Noether’s Theorem merely shows that the maths works for the maths. It doesn’t prove that the maths tells us anything about reality. That is simply a matter of faith. The clue is in the word “theorem”. None of the practicing scientists I have worked with it have professed that faith, although I have heard it from high school level science teachers.
The only axioms it requires are the ones required to do calculus. That's it. If you think calculus works, then this works. (Mostly because Lagrangians are just systems of differential equations.)
And the point is there is no way to prove that Physical laws are not derived by pure luck - “luck” meaning something we don’t understand and haven’t thought of.
Solipsism is not a particularly productive or useful philosophical approach.
But even if you treat Noether's Theorem as a proof, it is possible that aliens on a distant planet might derive mathematics that is equivalent to our own, but looks very different, in the same way that the World Tree looks different to the Great Wheel.
It is not possible that they could derive mathematics
that also work but which deny Noether's theorem.
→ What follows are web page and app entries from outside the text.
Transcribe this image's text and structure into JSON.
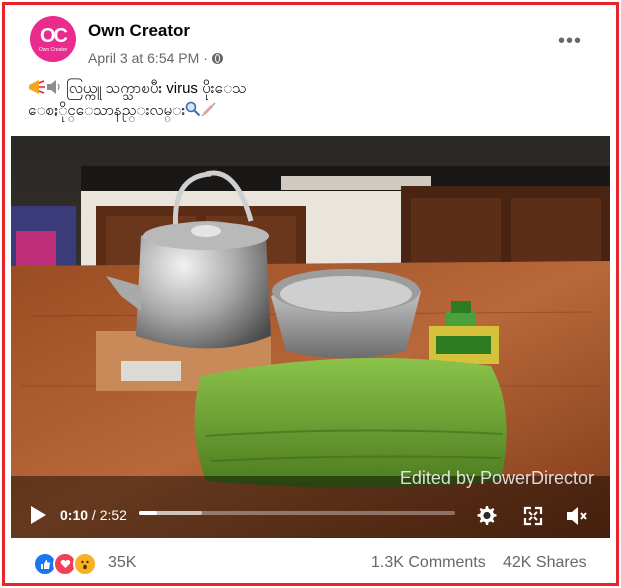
{
  "post": {
    "author": "Own Creator",
    "avatar_monogram": "OC",
    "avatar_subtitle": "Own Creator",
    "timestamp": "April 3 at 6:54 PM",
    "separator": "·",
    "audience_icon": "globe-icon",
    "more_label": "•••",
    "caption_line1": "လြယ္ကူ သက္သာၿပီး virus ပိုးေသ",
    "caption_line2": "ေစႏိုင္ေသာနည္းလမ္း",
    "caption_emojis_start": [
      "megaphone-icon",
      "speaker-icon"
    ],
    "caption_emojis_end": [
      "magnifier-icon",
      "syringe-icon"
    ]
  },
  "video": {
    "watermark": "Edited by PowerDirector",
    "current_time": "0:10",
    "time_separator": " / ",
    "duration": "2:52",
    "progress_fraction": 0.058,
    "buffered_fraction": 0.2,
    "icons": {
      "play": "play-icon",
      "settings": "gear-icon",
      "fullscreen": "fullscreen-icon",
      "volume": "mute-icon"
    }
  },
  "engagement": {
    "reaction_icons": [
      "like-icon",
      "love-icon",
      "wow-icon"
    ],
    "reaction_count": "35K",
    "comments": "1.3K Comments",
    "shares": "42K Shares"
  },
  "colors": {
    "frame_border": "#e8232a",
    "avatar_bg": "#ea2a8c",
    "like_blue": "#1877f2",
    "love_red": "#f33e58",
    "wow_yellow": "#f7b125",
    "muted_text": "#65676b"
  }
}
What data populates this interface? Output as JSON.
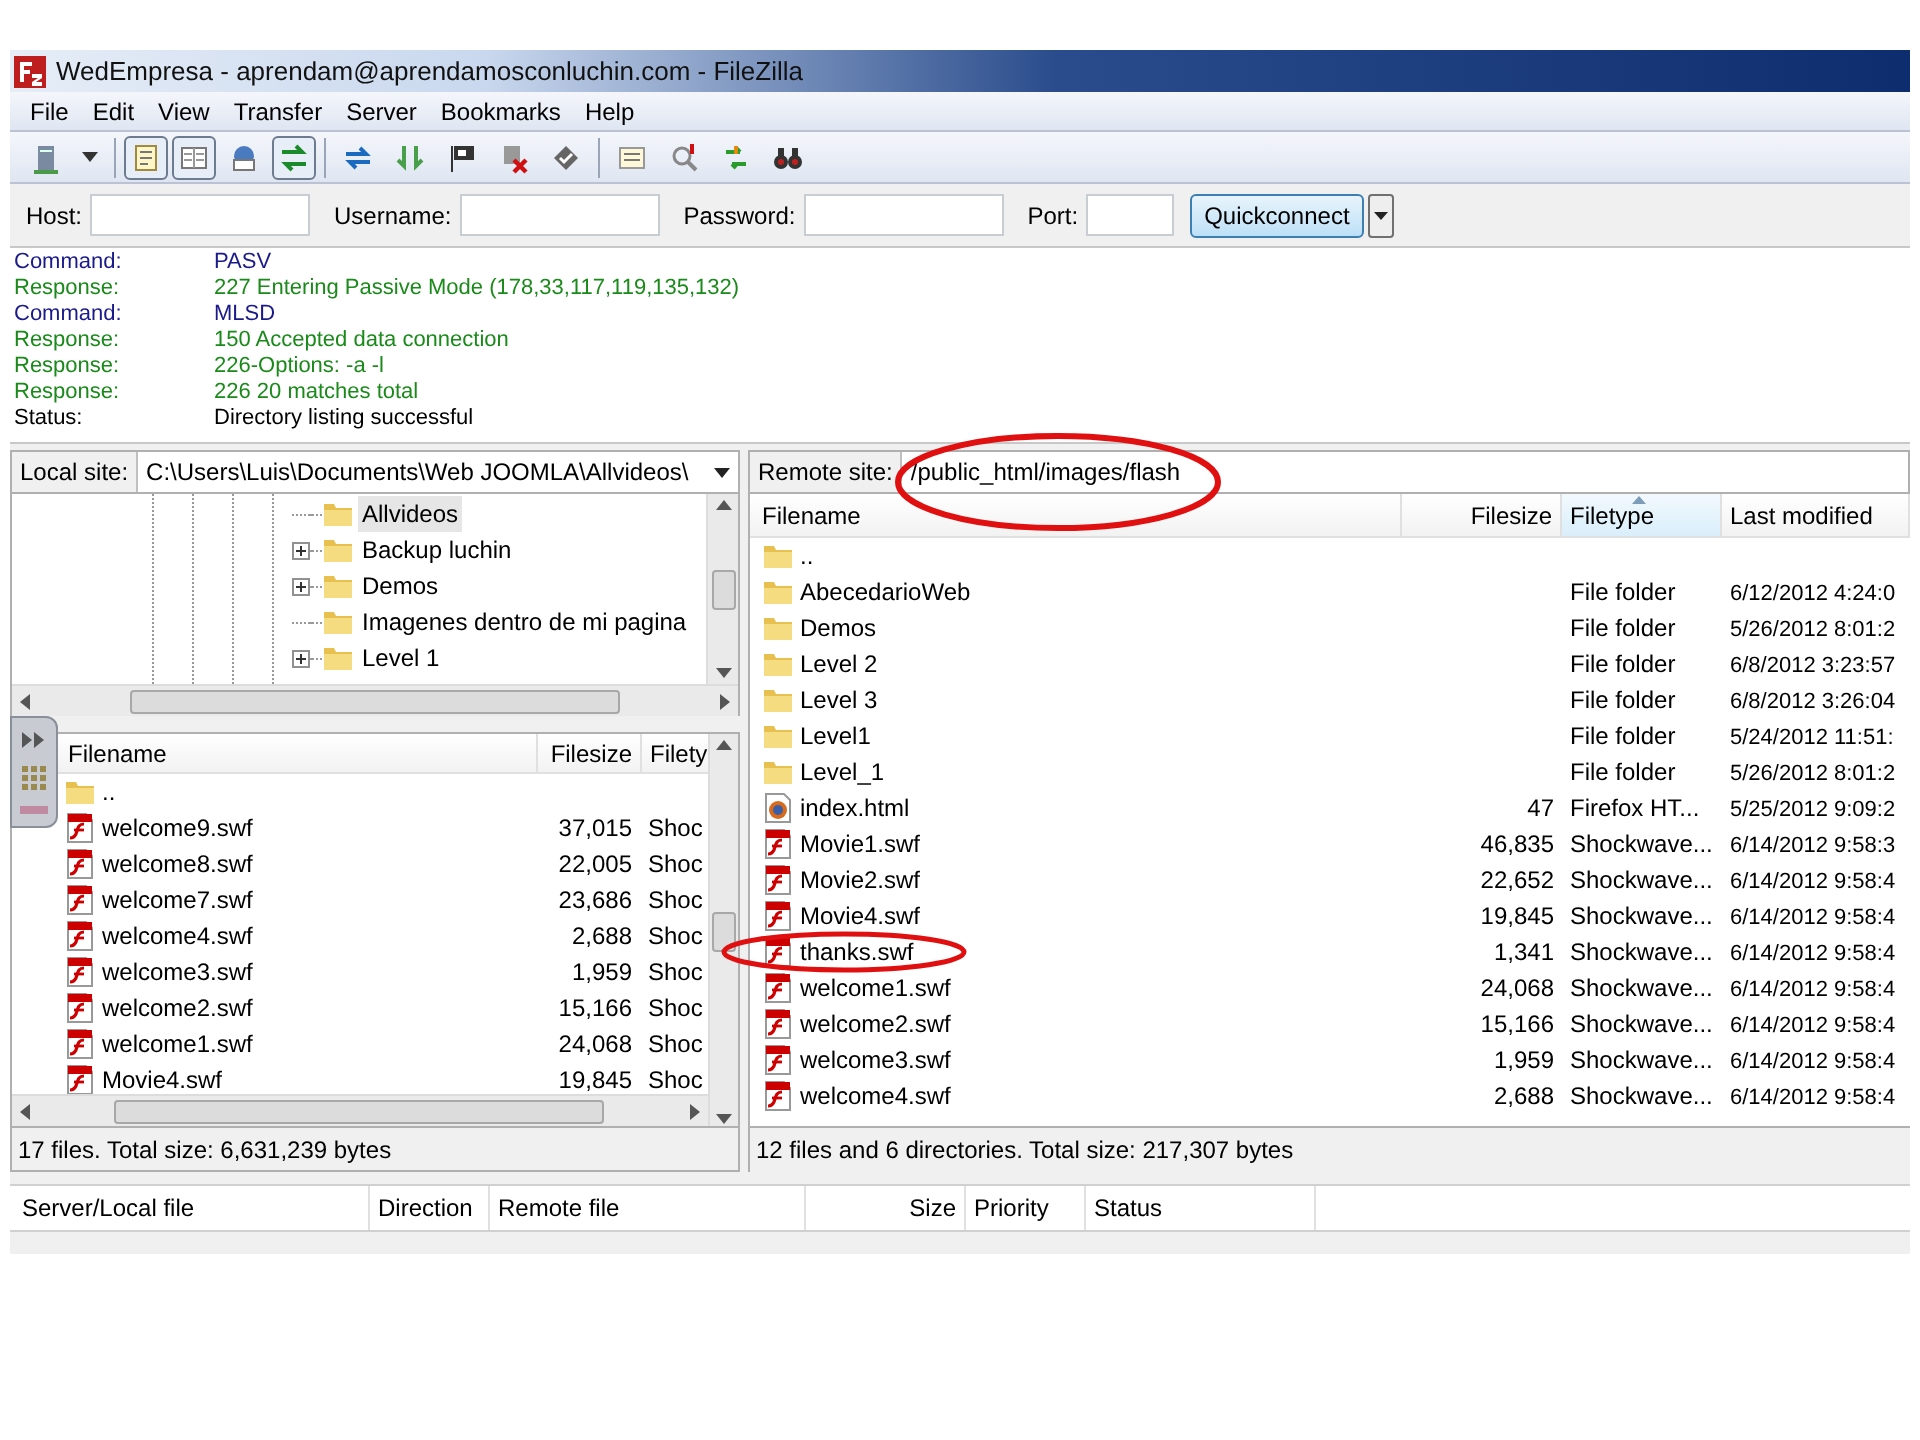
{
  "window": {
    "title": "WedEmpresa - aprendam@aprendamosconluchin.com - FileZilla"
  },
  "menu": [
    "File",
    "Edit",
    "View",
    "Transfer",
    "Server",
    "Bookmarks",
    "Help"
  ],
  "toolbar": [
    {
      "kind": "server",
      "pressed": false
    },
    {
      "kind": "caret",
      "pressed": false
    },
    {
      "kind": "notepad",
      "pressed": true
    },
    {
      "kind": "panes",
      "pressed": true
    },
    {
      "kind": "globe",
      "pressed": false
    },
    {
      "kind": "transfer",
      "pressed": true
    },
    {
      "kind": "refresh",
      "pressed": false
    },
    {
      "kind": "down",
      "pressed": false
    },
    {
      "kind": "flag",
      "pressed": false
    },
    {
      "kind": "cross",
      "pressed": false
    },
    {
      "kind": "check",
      "pressed": false
    },
    {
      "kind": "list",
      "pressed": false
    },
    {
      "kind": "magnifier",
      "pressed": false
    },
    {
      "kind": "sync",
      "pressed": false
    },
    {
      "kind": "binoculars",
      "pressed": false
    }
  ],
  "quickconnect": {
    "host_label": "Host:",
    "username_label": "Username:",
    "password_label": "Password:",
    "port_label": "Port:",
    "button": "Quickconnect"
  },
  "log": [
    {
      "kind": "command",
      "label": "Command:",
      "text": "PASV"
    },
    {
      "kind": "response",
      "label": "Response:",
      "text": "227 Entering Passive Mode (178,33,117,119,135,132)"
    },
    {
      "kind": "command",
      "label": "Command:",
      "text": "MLSD"
    },
    {
      "kind": "response",
      "label": "Response:",
      "text": "150 Accepted data connection"
    },
    {
      "kind": "response",
      "label": "Response:",
      "text": "226-Options: -a -l"
    },
    {
      "kind": "response",
      "label": "Response:",
      "text": "226 20 matches total"
    },
    {
      "kind": "status",
      "label": "Status:",
      "text": "Directory listing successful"
    }
  ],
  "local": {
    "site_label": "Local site:",
    "path": "C:\\Users\\Luis\\Documents\\Web JOOMLA\\Allvideos\\",
    "tree": [
      {
        "name": "Allvideos",
        "expandable": false,
        "selected": true
      },
      {
        "name": "Backup luchin",
        "expandable": true,
        "selected": false
      },
      {
        "name": "Demos",
        "expandable": true,
        "selected": false
      },
      {
        "name": "Imagenes dentro de mi pagina",
        "expandable": false,
        "selected": false
      },
      {
        "name": "Level 1",
        "expandable": true,
        "selected": false
      }
    ],
    "columns": [
      "Filename",
      "Filesize",
      "Filety"
    ],
    "rows": [
      {
        "kind": "folder",
        "name": "..",
        "size": "",
        "type": ""
      },
      {
        "kind": "swf",
        "name": "welcome9.swf",
        "size": "37,015",
        "type": "Shoc"
      },
      {
        "kind": "swf",
        "name": "welcome8.swf",
        "size": "22,005",
        "type": "Shoc"
      },
      {
        "kind": "swf",
        "name": "welcome7.swf",
        "size": "23,686",
        "type": "Shoc"
      },
      {
        "kind": "swf",
        "name": "welcome4.swf",
        "size": "2,688",
        "type": "Shoc"
      },
      {
        "kind": "swf",
        "name": "welcome3.swf",
        "size": "1,959",
        "type": "Shoc"
      },
      {
        "kind": "swf",
        "name": "welcome2.swf",
        "size": "15,166",
        "type": "Shoc"
      },
      {
        "kind": "swf",
        "name": "welcome1.swf",
        "size": "24,068",
        "type": "Shoc"
      },
      {
        "kind": "swf",
        "name": "Movie4.swf",
        "size": "19,845",
        "type": "Shoc"
      }
    ],
    "status": "17 files. Total size: 6,631,239 bytes"
  },
  "remote": {
    "site_label": "Remote site:",
    "path": "/public_html/images/flash",
    "columns": [
      {
        "label": "Filename",
        "sorted": false
      },
      {
        "label": "Filesize",
        "sorted": false
      },
      {
        "label": "Filetype",
        "sorted": true
      },
      {
        "label": "Last modified",
        "sorted": false
      }
    ],
    "rows": [
      {
        "kind": "folder",
        "name": "..",
        "size": "",
        "type": "",
        "modified": ""
      },
      {
        "kind": "folder",
        "name": "AbecedarioWeb",
        "size": "",
        "type": "File folder",
        "modified": "6/12/2012 4:24:0"
      },
      {
        "kind": "folder",
        "name": "Demos",
        "size": "",
        "type": "File folder",
        "modified": "5/26/2012 8:01:2"
      },
      {
        "kind": "folder",
        "name": "Level 2",
        "size": "",
        "type": "File folder",
        "modified": "6/8/2012 3:23:57"
      },
      {
        "kind": "folder",
        "name": "Level 3",
        "size": "",
        "type": "File folder",
        "modified": "6/8/2012 3:26:04"
      },
      {
        "kind": "folder",
        "name": "Level1",
        "size": "",
        "type": "File folder",
        "modified": "5/24/2012 11:51:"
      },
      {
        "kind": "folder",
        "name": "Level_1",
        "size": "",
        "type": "File folder",
        "modified": "5/26/2012 8:01:2"
      },
      {
        "kind": "html",
        "name": "index.html",
        "size": "47",
        "type": "Firefox HT...",
        "modified": "5/25/2012 9:09:2"
      },
      {
        "kind": "swf",
        "name": "Movie1.swf",
        "size": "46,835",
        "type": "Shockwave...",
        "modified": "6/14/2012 9:58:3"
      },
      {
        "kind": "swf",
        "name": "Movie2.swf",
        "size": "22,652",
        "type": "Shockwave...",
        "modified": "6/14/2012 9:58:4"
      },
      {
        "kind": "swf",
        "name": "Movie4.swf",
        "size": "19,845",
        "type": "Shockwave...",
        "modified": "6/14/2012 9:58:4"
      },
      {
        "kind": "swf",
        "name": "thanks.swf",
        "size": "1,341",
        "type": "Shockwave...",
        "modified": "6/14/2012 9:58:4"
      },
      {
        "kind": "swf",
        "name": "welcome1.swf",
        "size": "24,068",
        "type": "Shockwave...",
        "modified": "6/14/2012 9:58:4"
      },
      {
        "kind": "swf",
        "name": "welcome2.swf",
        "size": "15,166",
        "type": "Shockwave...",
        "modified": "6/14/2012 9:58:4"
      },
      {
        "kind": "swf",
        "name": "welcome3.swf",
        "size": "1,959",
        "type": "Shockwave...",
        "modified": "6/14/2012 9:58:4"
      },
      {
        "kind": "swf",
        "name": "welcome4.swf",
        "size": "2,688",
        "type": "Shockwave...",
        "modified": "6/14/2012 9:58:4"
      }
    ],
    "status": "12 files and 6 directories. Total size: 217,307 bytes"
  },
  "queue": {
    "columns": [
      "Server/Local file",
      "Direction",
      "Remote file",
      "Size",
      "Priority",
      "Status"
    ]
  }
}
Your insistence on the total absence of any form of knowledge does you a disservice.
If they develop something that is of equivalent descriptive power to calculus, they
will derive their equivalent of Noether's theorem. It is not
logically possible for them to develop something that can do what calculus does and somehow disprove Noether's theorem. It is one of the most fundamental, bedrock parts of mathematical physics--and it is a mathematical proof. All you need to do is observe a symmetry in nature to find the conservation law. E.g. the fact that physics works the same at time t0 and different time t1
requires that energy is conserved. (And, importantly, if it
isn't conserved, the theorem also proves that there
must be some kind of damping effect.)
The human brain was not designed to comprehend the universe, it is pure hubris to suppose it is capable of doing so, any more than the brain of any other animal is. That’s why so many scientists have said variants on:
“The Universe Is Not Only Queerer Than We Suppose, But Queerer Than We Can Suppose”
Frankly? I don't trust most scientists to say a damned thing about
philosophy, which is what they're doing here; that's not a
physical claim, it's a metaphysical one. Mostly because--from experience, as someone who actually
has studied both--most hard-science scientists couldn't philosophize their way out of a paper bag
with the bottom cut out. What passes for "philosophy" amongst most physicists, biologists, and chemists rarely rises to the level of an introductory freshman course.